Thursday
Jul142011

Timothy Lee on Bitcoin Privacy

Timothy Lee for Forbes
In other words, Bitcoin’s alleged privacy benefits mostly reflect the fact that the government isn’t really trying to spy on Bitcoin users. It hasn’t built the kind of surveillance infrastructure the government has for tracking dollar-denominated transactions. And to be clear, I would rather that infrastructure not exist. But if Bitcoin becomes popular, the government will build precisely the same infrastructure for spying on the Bitcoin network. And when they do, it will become clear that for ordinary users, Bitcoin is, if anything, less surveillance-resistent than traditional cash.
And that concludes our hopes for Bitcoins.
Thursday
Jul142011

Maybe Bitcoins Aren't That Stupid

What is Bitcoin?

Though having been around for a while, worth linking to in light of the Eurozone fiasco.

Thursday
Jul142011

If Italy Goes Bust

The Economist:
Consider the stakes.

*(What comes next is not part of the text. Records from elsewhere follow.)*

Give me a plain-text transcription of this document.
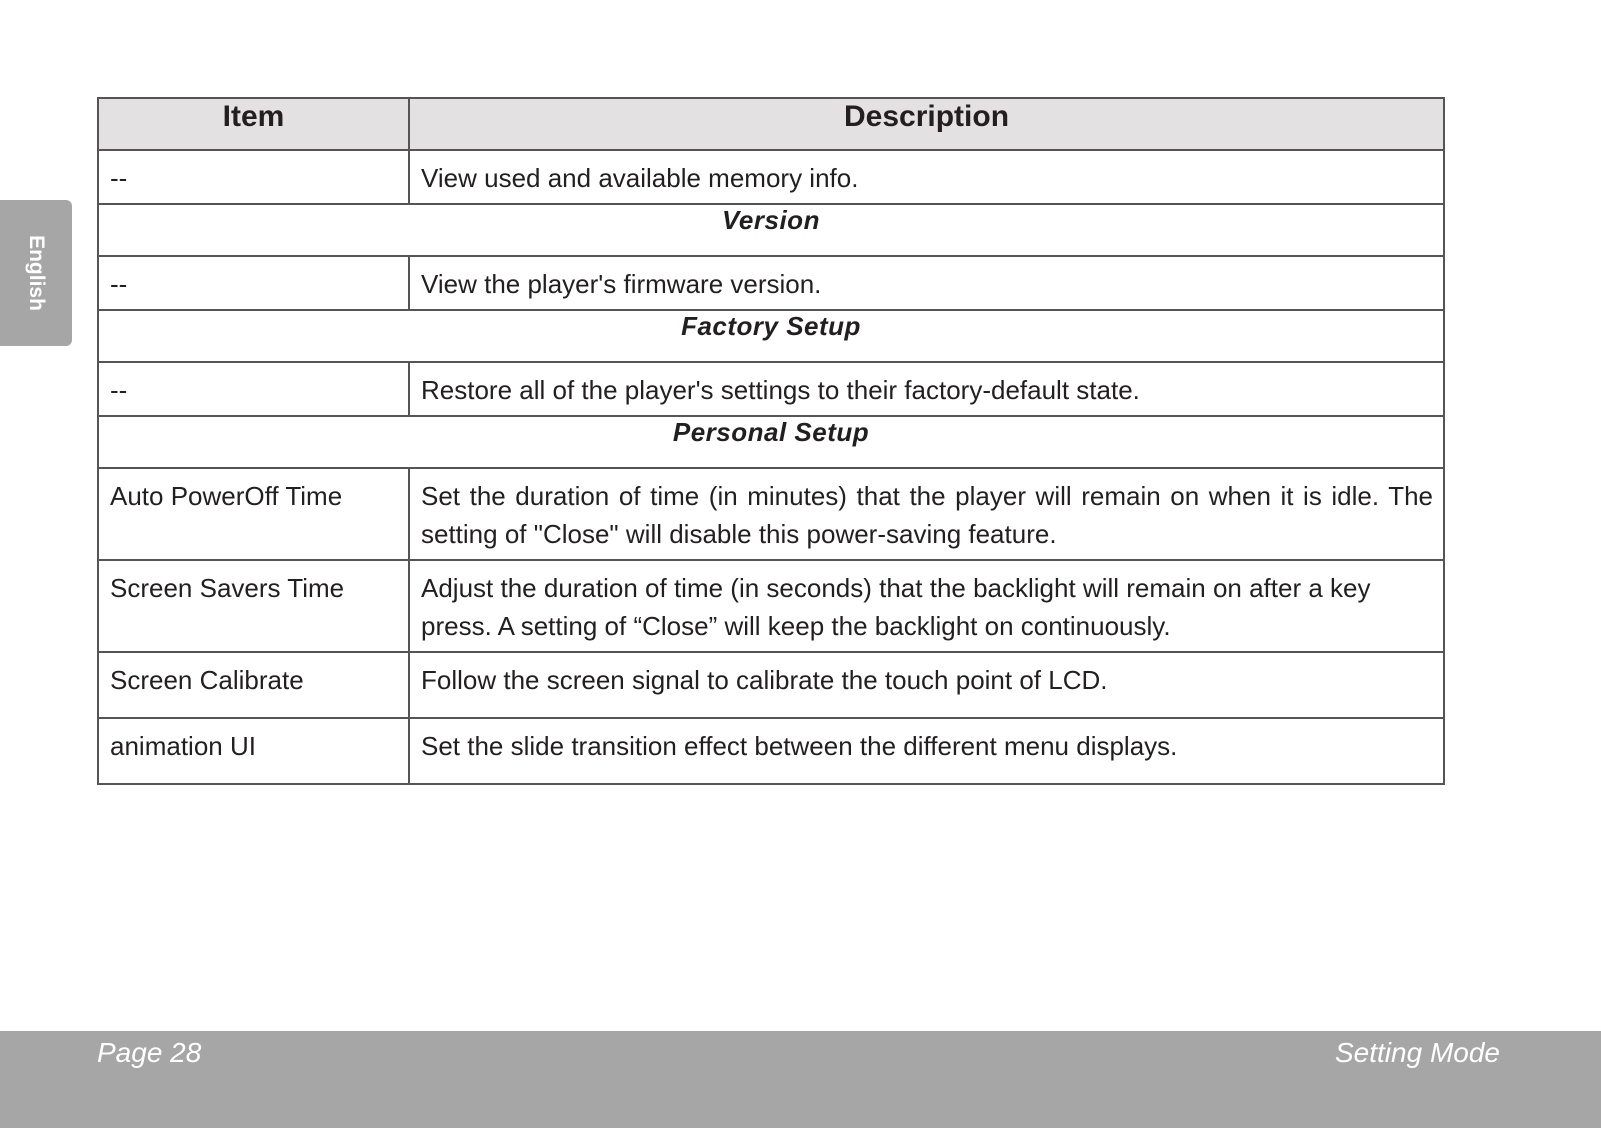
English
Item	Description
--	View used and available memory info.
Version	
--	View the player's firmware version.
Factory Setup	
--	Restore all of the player's settings to their factory-default state.
Personal Setup	
Auto PowerOff Time	Set the duration of time (in minutes) that the player will remain on when it is idle. The setting of "Close" will disable this power-saving feature.
Screen Savers Time	Adjust the duration of time (in seconds) that the backlight will remain on after a key press. A setting of “Close” will keep the backlight on continuously.
Screen Calibrate	Follow the screen signal to calibrate the touch point of LCD.
animation UI	Set the slide transition effect between the different menu displays.
Page 28	Setting Mode
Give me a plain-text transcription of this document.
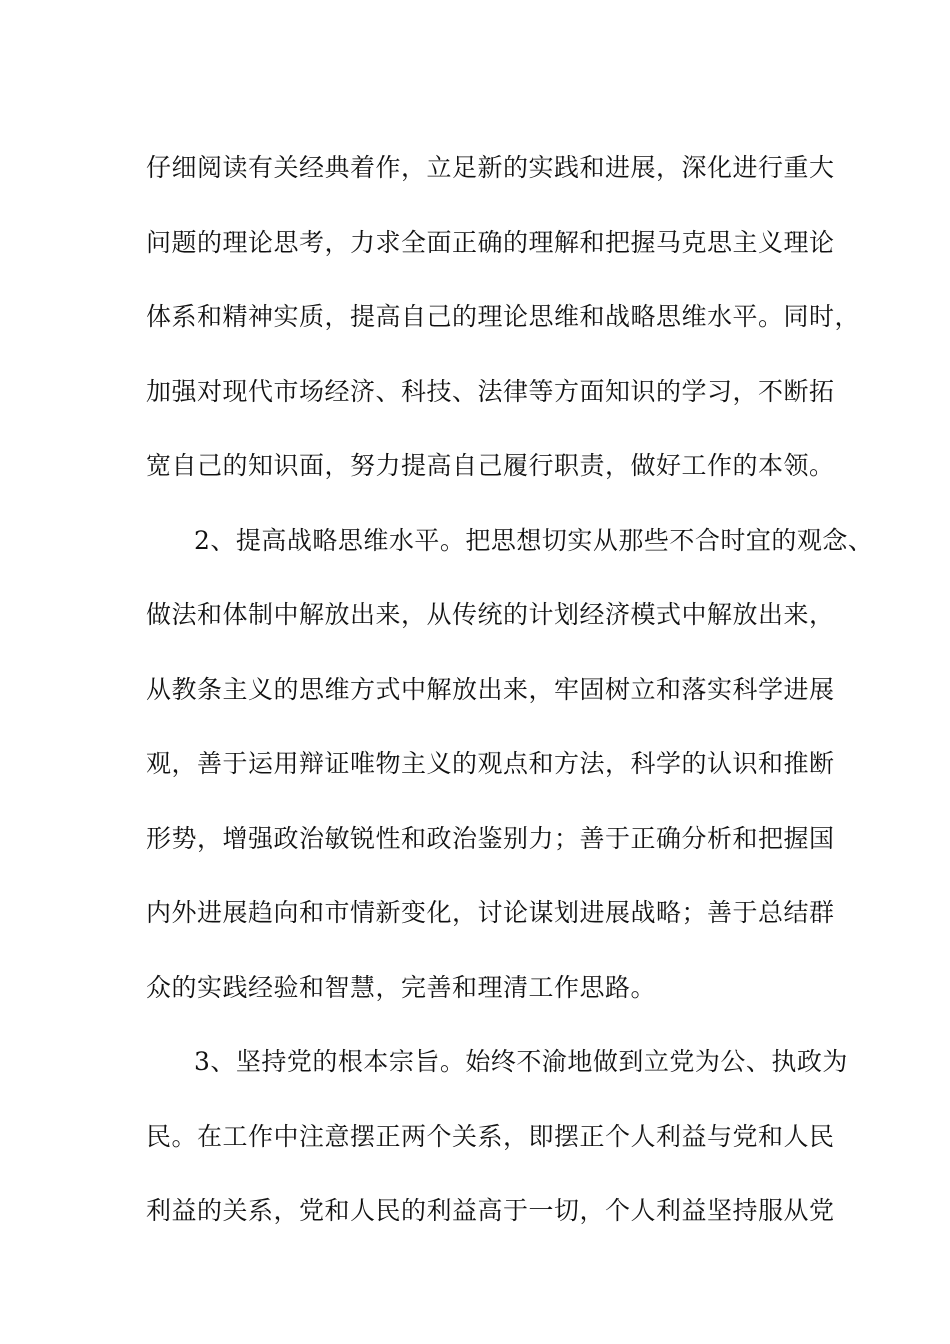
仔细阅读有关经典着作，立足新的实践和进展，深化进行重大
问题的理论思考，力求全面正确的理解和把握马克思主义理论
体系和精神实质，提高自己的理论思维和战略思维水平。同时，
加强对现代市场经济、科技、法律等方面知识的学习，不断拓
宽自己的知识面，努力提高自己履行职责，做好工作的本领。
2、提高战略思维水平。把思想切实从那些不合时宜的观念、
做法和体制中解放出来，从传统的计划经济模式中解放出来，
从教条主义的思维方式中解放出来，牢固树立和落实科学进展
观，善于运用辩证唯物主义的观点和方法，科学的认识和推断
形势，增强政治敏锐性和政治鉴别力；善于正确分析和把握国
内外进展趋向和市情新变化，讨论谋划进展战略；善于总结群
众的实践经验和智慧，完善和理清工作思路。
3、坚持党的根本宗旨。始终不渝地做到立党为公、执政为
民。在工作中注意摆正两个关系，即摆正个人利益与党和人民
利益的关系，党和人民的利益高于一切，个人利益坚持服从党
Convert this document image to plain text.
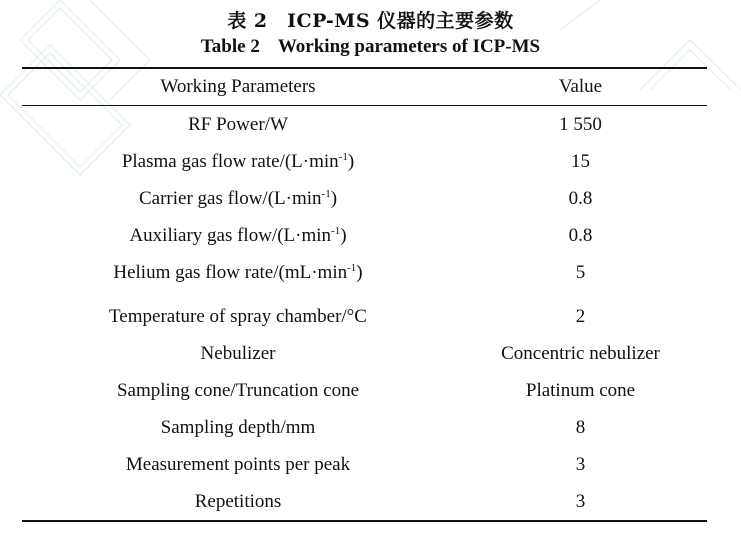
表 2　ICP-MS 仪器的主要参数
Table 2 Working parameters of ICP-MS
Working Parameters	Value
RF Power/W	1 550
Plasma gas flow rate/$(L\cdot\min^{-1})$	15
Carrier gas flow/$(L\cdot\min^{-1})$	0.8
Auxiliary gas flow/$(L\cdot\min^{-1})$	0.8
Helium gas flow rate/$(mL\cdot\min^{-1})$	5
Temperature of spray chamber/°C	2
Nebulizer	Concentric nebulizer
Sampling cone/Truncation cone	Platinum cone
Sampling depth/mm	8
Measurement points per peak	3
Repetitions	3
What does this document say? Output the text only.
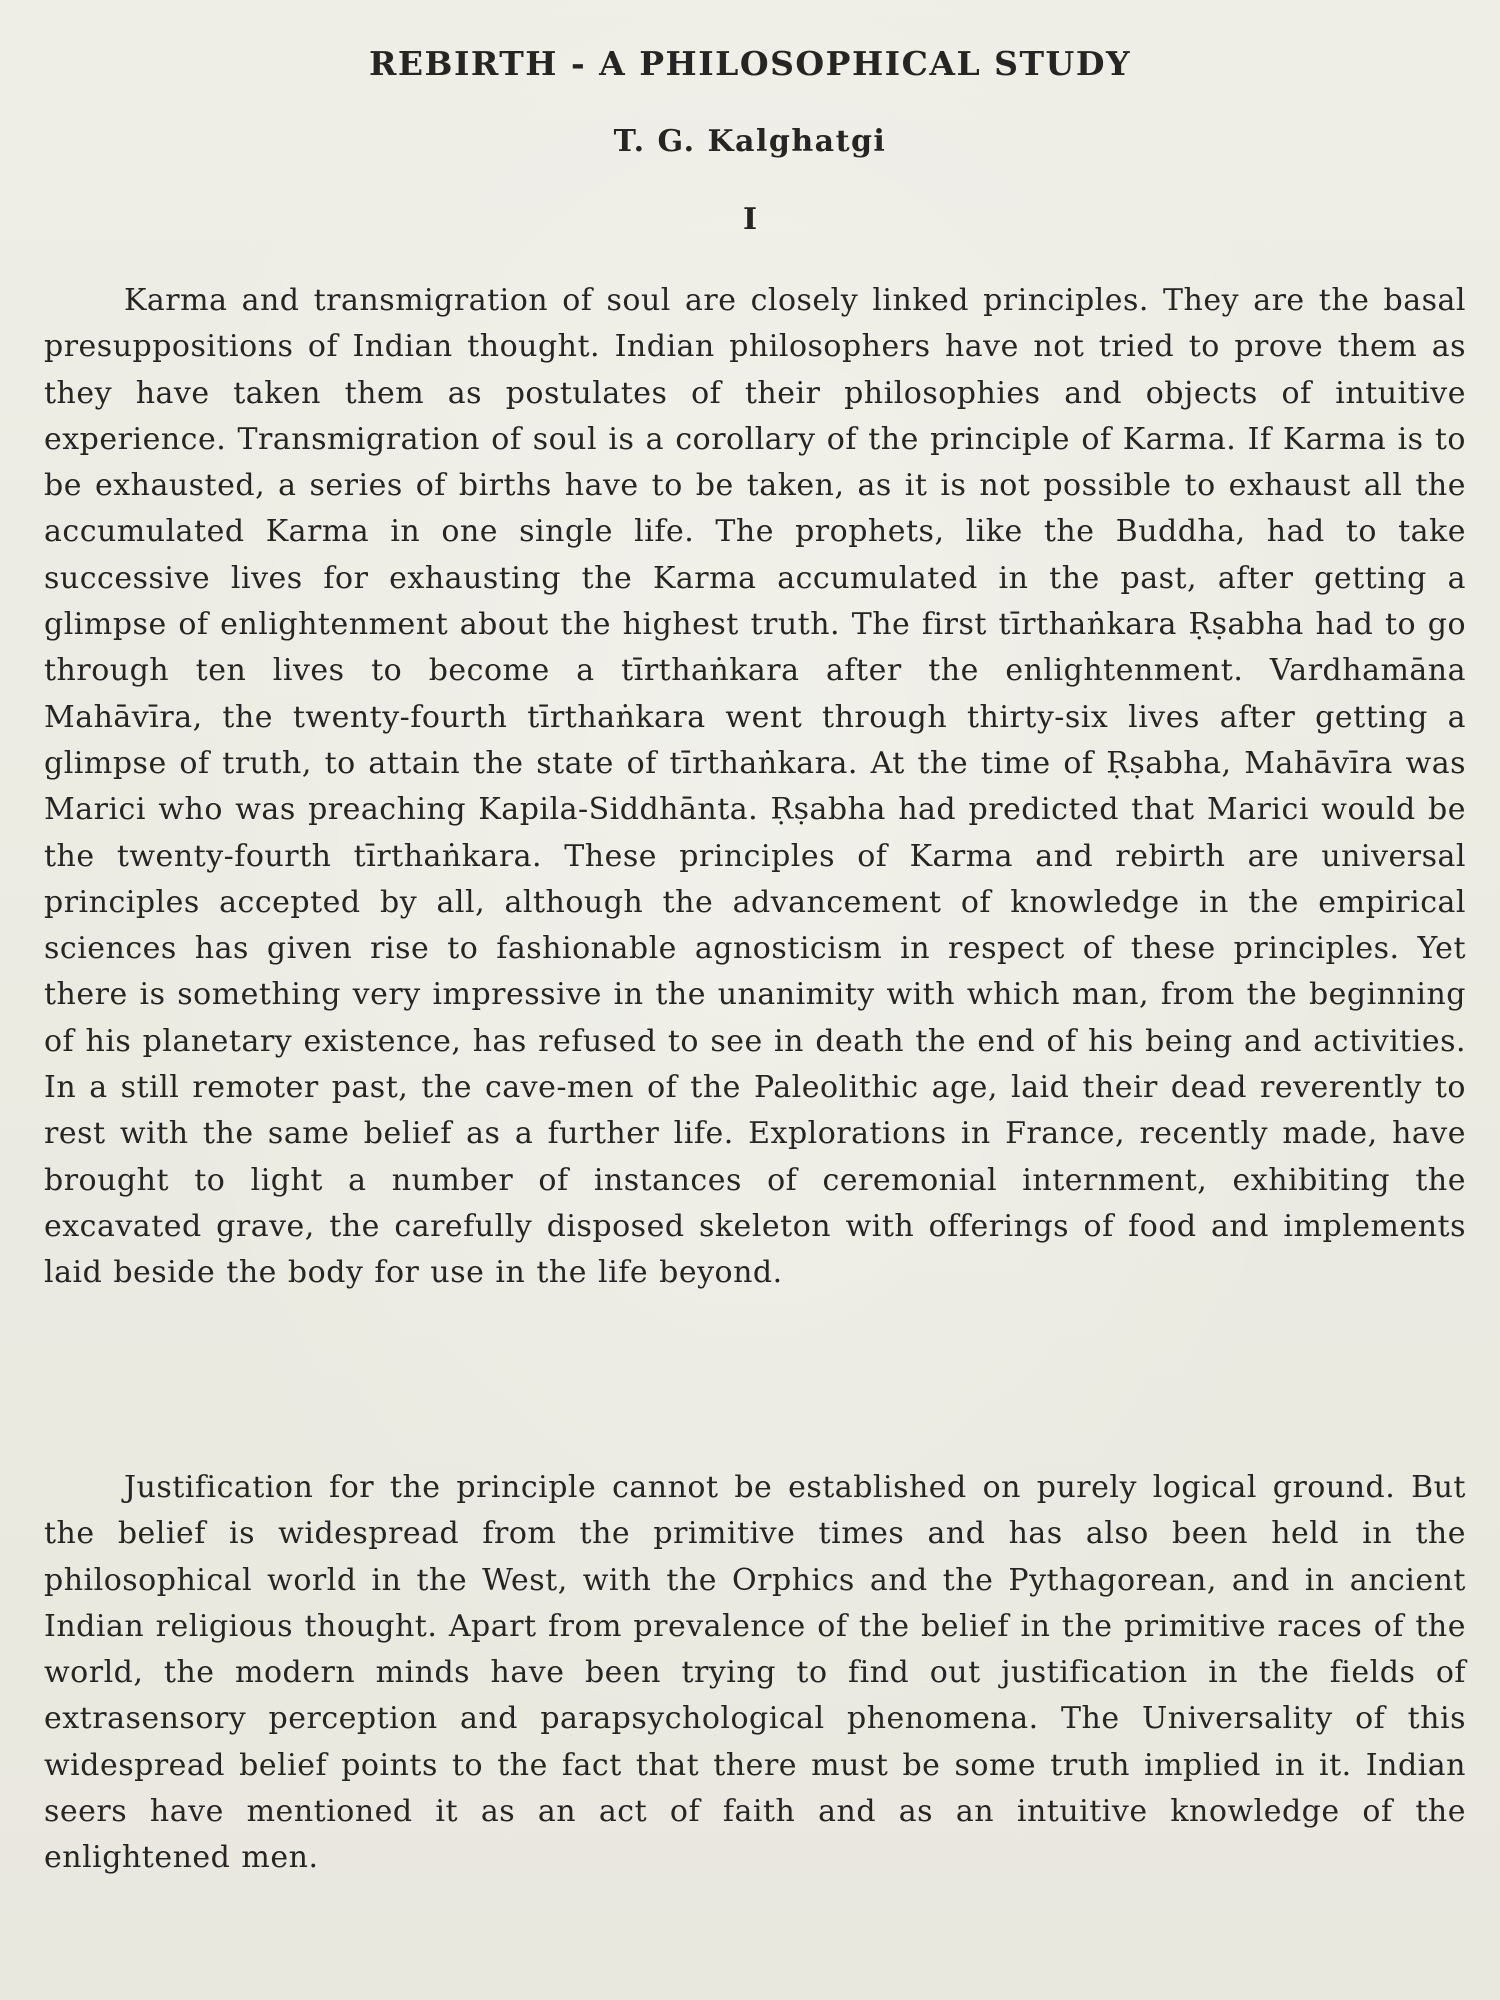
REBIRTH - A PHILOSOPHICAL STUDY
T. G. Kalghatgi
I

Karma and transmigration of soul are closely linked principles. They are the basal presuppositions of Indian thought. Indian philosophers have not tried to prove them as they have taken them as postulates of their philosophies and objects of intuitive experience. Transmigration of soul is a corollary of the principle of Karma. If Karma is to be exhausted, a series of births have to be taken, as it is not possible to exhaust all the accumulated Karma in one single life. The prophets, like the Buddha, had to take successive lives for exhausting the Karma accumulated in the past, after getting a glimpse of enlightenment about the highest truth. The first tīrthaṅkara Ṛṣabha had to go through ten lives to become a tīrthaṅkara after the enlightenment. Vardhamāna Mahāvīra, the twenty-fourth tīrthaṅkara went through thirty-six lives after getting a glimpse of truth, to attain the state of tīrthaṅkara. At the time of Ṛṣabha, Mahāvīra was Marici who was preaching Kapila-Siddhānta. Ṛṣabha had predicted that Marici would be the twenty-fourth tīrthaṅkara. These principles of Karma and rebirth are universal principles accepted by all, although the advancement of knowledge in the empirical sciences has given rise to fashionable agnosticism in respect of these principles. Yet there is something very impressive in the unanimity with which man, from the beginning of his planetary existence, has refused to see in death the end of his being and activities. In a still remoter past, the cave-men of the Paleolithic age, laid their dead reverently to rest with the same belief as a further life. Explorations in France, recently made, have brought to light a number of instances of ceremonial internment, exhibiting the excavated grave, the carefully disposed skeleton with offerings of food and implements laid beside the body for use in the life beyond.

Justification for the principle cannot be established on purely logical ground. But the belief is widespread from the primitive times and has also been held in the philosophical world in the West, with the Orphics and the Pythagorean, and in ancient Indian religious thought. Apart from prevalence of the belief in the primitive races of the world, the modern minds have been trying to find out justification in the fields of extrasensory perception and parapsychological phenomena. The Universality of this widespread belief points to the fact that there must be some truth implied in it. Indian seers have mentioned it as an act of faith and as an intuitive knowledge of the enlightened men.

Italy has the biggest sovereign-debt market in Europe and the third-biggest in the world. It has €1.9 trillion ($2.6 trillion) of sovereign debt outstanding, 120% of its GDP, three times as much as Greece, Ireland and Portugal combined—and far more than the €250 billion or so left in the European Financial Stability Facility (EFSF), the currency club’s rescue kitty. Default would have calamitous consequences for the euro and the world economy.
Disturbing and shockingly imminent.
Thursday
Jul142011

The Home Button Issue

Lukas Mathis cogently demonstrates one of the iPhone’s worst shortcomings:

If an iPhone user gets confused about what’s going on, it’s never quite clear how to get the phone back into its default state. If you’ve just opened a folder, the home button will close it. If you’re in Springboard, but no folders are open, the home button will move you to the first screen. If you’re on the first screen, it’ll move you to the Search screen. And so on. The home button does different things, depending on the current state of your iPhone.

He also linked to this process map of how the home button works, and followed up:

It’s not clear to me why Apple does this at all. If I launch an app from the fifth home screen, is it highly likely that the next app I want to launch is also on that home screen? If I launch an app from inside a folder, is it highly likely that the next app I want to launch is also inside that folder? Probably not. So why not just send me to the first home screen when I hit home? That way, I always know where I end up when I hit «home».

Excellent stuff. This is just one example, in my opinion, of how much innovation is yet to come in mobile OS design. This competition hasn’t even got started yet.

Wednesday
Apr062011

The Save Icon

John Gruber, in March 2010:
Icon for the Save button is still a floppy disk, despite the fact that Apple hasn’t sold a machine with a floppy drive for a decade.
David Friedman, last week:
Not only don’t people use floppy disks anymore, but the options for saving are even more varied now than simple disk format. You might save to your own computer, or a drive on a server somewhere off in the cloud. You might even be using a program that autosaves in certain intervals without you needing to think about it.
Marco Arment, yesterday:
With the sophistication we have in modern hardware and software, there’s no reason anyone should ever lose any work to crashes or power outages because they forgot to hit Save for a while.
Here’s the case in favour of a save button: I do some web publishing for an organization at my university. We provide “normal” students with the ability to update club sites on their own. In this scenario, I have encountered countless examples where people inadvertently saved & published content to their website. In Web publishing, versioning is a big deal. In fact, often the publishing process jumps between many people, and if you’d have to navigate automated versions of every text on a website, mayhem would ensue. There is value in manual saving, or versioning.